The unpardonable failure of the members of the congressional supercommittee to resolve their differences and actually do what it takes to govern is largely their own fault. Not that many members didn’t embrace the herculian task with rigor and good intentions. Unfortunately, some of the Republicans — and yes, the intransigence was found mostly on that side of the aisle — refused to budge. If the founding fathers charged with writing a constitution had a few Jon Kyls in their midst, aided by a couple more Grover Norquists whispering in their ears outside the Philadelphia statehouse, we might still be waving the Articles of Confederation at political rallies.
So we’ll stipulate that the blame lies with Congress. But what about the president?
Even among his erstwhile supporters, perhaps especially among his erstwhile supporters, there’s a lingering question about whether he could or should have done more. Yes, this was a congressional effort. But he’s the president, after all! Half of the members of the committee came from his party! Think Lyndon Johnson would have taken such a passive role? Or Ronald Reagan?
To answer is to first acknowledge that the committee members apparently didn’t want President Obama’s participation. “The message from both Republican and Democratic members of the group was that presidential involvement could only be counterproductive,” writes Ruth Marcus in the Washington Post, in a sad but true reflection of the nature of political demonization at the moment.
Nonetheless, Obama did try to shape the debate, submitting his own proposal to the supercommittee, and before then, seeking to strike a “grand bargain” with House Speaker John Boehner, who ran scared from his own rendezvous with a leadership moment. The record shows that the man in the White House did propose the kind of broad moves that his supporters yearn for and his detractors do their best to suppress.
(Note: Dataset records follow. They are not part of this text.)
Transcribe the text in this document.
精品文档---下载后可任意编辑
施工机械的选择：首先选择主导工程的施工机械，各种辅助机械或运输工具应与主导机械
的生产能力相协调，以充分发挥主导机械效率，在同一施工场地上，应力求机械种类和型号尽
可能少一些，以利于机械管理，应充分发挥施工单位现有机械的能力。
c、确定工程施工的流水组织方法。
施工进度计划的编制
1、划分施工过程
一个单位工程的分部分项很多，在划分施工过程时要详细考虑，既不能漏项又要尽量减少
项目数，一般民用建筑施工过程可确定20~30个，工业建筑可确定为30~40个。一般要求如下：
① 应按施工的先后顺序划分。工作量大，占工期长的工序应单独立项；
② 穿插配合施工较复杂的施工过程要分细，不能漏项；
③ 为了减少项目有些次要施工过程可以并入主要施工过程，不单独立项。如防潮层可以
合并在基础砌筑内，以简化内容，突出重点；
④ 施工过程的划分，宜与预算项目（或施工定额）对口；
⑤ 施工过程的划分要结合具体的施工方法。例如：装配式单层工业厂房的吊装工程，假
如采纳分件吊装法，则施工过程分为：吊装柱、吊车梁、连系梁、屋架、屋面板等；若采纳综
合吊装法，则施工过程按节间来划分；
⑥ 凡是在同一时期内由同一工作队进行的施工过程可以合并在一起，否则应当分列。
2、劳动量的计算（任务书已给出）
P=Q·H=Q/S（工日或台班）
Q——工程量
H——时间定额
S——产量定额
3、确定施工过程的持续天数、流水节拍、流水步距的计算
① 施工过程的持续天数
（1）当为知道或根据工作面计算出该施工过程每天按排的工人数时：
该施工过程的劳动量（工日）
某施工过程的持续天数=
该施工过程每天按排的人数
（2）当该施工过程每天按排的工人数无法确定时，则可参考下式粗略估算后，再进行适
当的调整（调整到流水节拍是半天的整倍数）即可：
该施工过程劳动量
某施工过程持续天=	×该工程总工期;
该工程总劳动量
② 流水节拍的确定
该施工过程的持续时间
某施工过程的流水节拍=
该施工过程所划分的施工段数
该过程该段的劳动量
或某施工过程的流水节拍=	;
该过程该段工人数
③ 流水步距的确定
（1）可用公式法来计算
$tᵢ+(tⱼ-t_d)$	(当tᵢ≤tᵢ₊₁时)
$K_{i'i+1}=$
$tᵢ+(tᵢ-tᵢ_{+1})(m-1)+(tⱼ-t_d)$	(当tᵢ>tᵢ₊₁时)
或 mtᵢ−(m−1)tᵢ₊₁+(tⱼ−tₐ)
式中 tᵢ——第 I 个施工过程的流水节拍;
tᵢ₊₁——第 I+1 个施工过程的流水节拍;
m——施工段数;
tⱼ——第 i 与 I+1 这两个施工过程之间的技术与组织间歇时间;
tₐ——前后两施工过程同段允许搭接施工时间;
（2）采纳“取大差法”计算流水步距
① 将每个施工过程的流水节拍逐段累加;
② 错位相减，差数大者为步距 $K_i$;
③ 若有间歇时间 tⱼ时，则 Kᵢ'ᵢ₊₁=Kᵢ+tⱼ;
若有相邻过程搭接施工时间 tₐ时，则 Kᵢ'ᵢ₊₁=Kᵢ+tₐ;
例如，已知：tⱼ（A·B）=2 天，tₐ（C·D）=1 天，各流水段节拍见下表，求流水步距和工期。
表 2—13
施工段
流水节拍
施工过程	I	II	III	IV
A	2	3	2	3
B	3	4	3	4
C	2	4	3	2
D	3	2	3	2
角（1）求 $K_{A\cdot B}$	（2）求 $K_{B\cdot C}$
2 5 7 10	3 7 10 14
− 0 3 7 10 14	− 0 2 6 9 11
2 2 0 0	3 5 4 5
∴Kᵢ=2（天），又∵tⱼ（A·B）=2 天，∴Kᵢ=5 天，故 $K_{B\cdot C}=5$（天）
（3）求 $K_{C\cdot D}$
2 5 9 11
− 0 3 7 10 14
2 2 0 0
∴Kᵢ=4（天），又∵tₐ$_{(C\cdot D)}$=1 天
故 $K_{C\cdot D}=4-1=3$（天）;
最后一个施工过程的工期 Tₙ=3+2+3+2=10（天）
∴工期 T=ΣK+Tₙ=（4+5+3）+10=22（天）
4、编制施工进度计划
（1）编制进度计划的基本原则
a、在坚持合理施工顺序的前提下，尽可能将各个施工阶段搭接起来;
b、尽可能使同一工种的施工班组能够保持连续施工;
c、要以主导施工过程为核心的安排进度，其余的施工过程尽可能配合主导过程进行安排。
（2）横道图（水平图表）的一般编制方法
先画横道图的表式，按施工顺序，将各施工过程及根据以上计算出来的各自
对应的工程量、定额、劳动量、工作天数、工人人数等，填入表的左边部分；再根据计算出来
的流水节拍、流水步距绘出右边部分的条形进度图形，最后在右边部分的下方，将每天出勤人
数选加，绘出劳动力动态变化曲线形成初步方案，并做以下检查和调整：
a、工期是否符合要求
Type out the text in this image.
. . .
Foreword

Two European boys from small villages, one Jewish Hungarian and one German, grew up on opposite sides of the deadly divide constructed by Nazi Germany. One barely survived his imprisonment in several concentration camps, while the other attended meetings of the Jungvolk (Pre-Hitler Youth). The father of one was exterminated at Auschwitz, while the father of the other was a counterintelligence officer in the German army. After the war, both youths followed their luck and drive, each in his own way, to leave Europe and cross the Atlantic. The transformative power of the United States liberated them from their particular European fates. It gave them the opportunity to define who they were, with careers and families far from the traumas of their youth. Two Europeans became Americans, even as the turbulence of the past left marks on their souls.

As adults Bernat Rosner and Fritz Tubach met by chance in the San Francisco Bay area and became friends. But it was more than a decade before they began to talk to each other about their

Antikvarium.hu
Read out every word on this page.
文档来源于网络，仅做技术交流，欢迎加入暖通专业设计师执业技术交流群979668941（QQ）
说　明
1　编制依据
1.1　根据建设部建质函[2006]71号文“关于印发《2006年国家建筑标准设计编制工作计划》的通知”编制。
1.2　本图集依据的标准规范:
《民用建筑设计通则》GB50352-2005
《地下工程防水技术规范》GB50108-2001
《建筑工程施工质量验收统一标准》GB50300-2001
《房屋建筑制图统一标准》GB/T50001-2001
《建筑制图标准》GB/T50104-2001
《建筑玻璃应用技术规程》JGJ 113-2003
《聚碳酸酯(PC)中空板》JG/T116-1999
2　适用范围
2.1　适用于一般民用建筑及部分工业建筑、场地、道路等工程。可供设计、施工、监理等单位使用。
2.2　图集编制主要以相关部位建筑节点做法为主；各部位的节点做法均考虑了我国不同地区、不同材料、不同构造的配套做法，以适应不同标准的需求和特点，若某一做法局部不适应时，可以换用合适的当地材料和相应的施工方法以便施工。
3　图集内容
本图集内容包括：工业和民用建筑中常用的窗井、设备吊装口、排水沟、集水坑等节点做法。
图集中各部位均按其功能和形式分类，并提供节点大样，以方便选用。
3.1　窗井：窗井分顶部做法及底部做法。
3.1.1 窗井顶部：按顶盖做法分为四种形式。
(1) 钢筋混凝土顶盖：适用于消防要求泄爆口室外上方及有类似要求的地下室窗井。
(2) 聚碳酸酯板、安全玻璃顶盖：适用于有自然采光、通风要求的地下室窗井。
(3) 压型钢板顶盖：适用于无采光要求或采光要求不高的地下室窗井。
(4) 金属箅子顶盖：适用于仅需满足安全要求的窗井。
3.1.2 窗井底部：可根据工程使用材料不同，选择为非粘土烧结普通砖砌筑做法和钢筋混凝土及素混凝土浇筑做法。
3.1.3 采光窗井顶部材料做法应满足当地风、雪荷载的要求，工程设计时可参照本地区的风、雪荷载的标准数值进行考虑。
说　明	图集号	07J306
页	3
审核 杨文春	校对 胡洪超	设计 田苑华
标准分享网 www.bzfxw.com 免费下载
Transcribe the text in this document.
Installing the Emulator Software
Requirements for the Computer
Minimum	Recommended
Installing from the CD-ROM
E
But he could have done more.
And that’s why Obama’s leadership on the economy, the most pressing challenge of our day, seem so unsatisfying.
Partly, it’s the missed opportunities that rattle so. After appointing his own panel to deal with deficit reduction, headed by Erskine Bowles and Alan Simpson, Obama never did what it would take to push their wise, bipartisan ideas through Congress.
But it’s more than that. The old adage that politics is perception is never as true as when dealing with the economy, because it’s so fundamentally dependent on confidence in the future and trust in government. In the dark days of the Great Depression, Franklin D. Roosevelt brilliantly used his cheerful optimism to rally the public, but he also knew how to ruthlessly navigate the levers of power in a polarized, demoralized Washington. It is not enough for this president to release fine, balanced proposals and even to compromise much more deeply than his rigid rivals. He’s got to close the deal. He’s done it with health care reform, the automobile industry rescue, and in his deft handling of foreign affairs. Why not in the arena that matters most?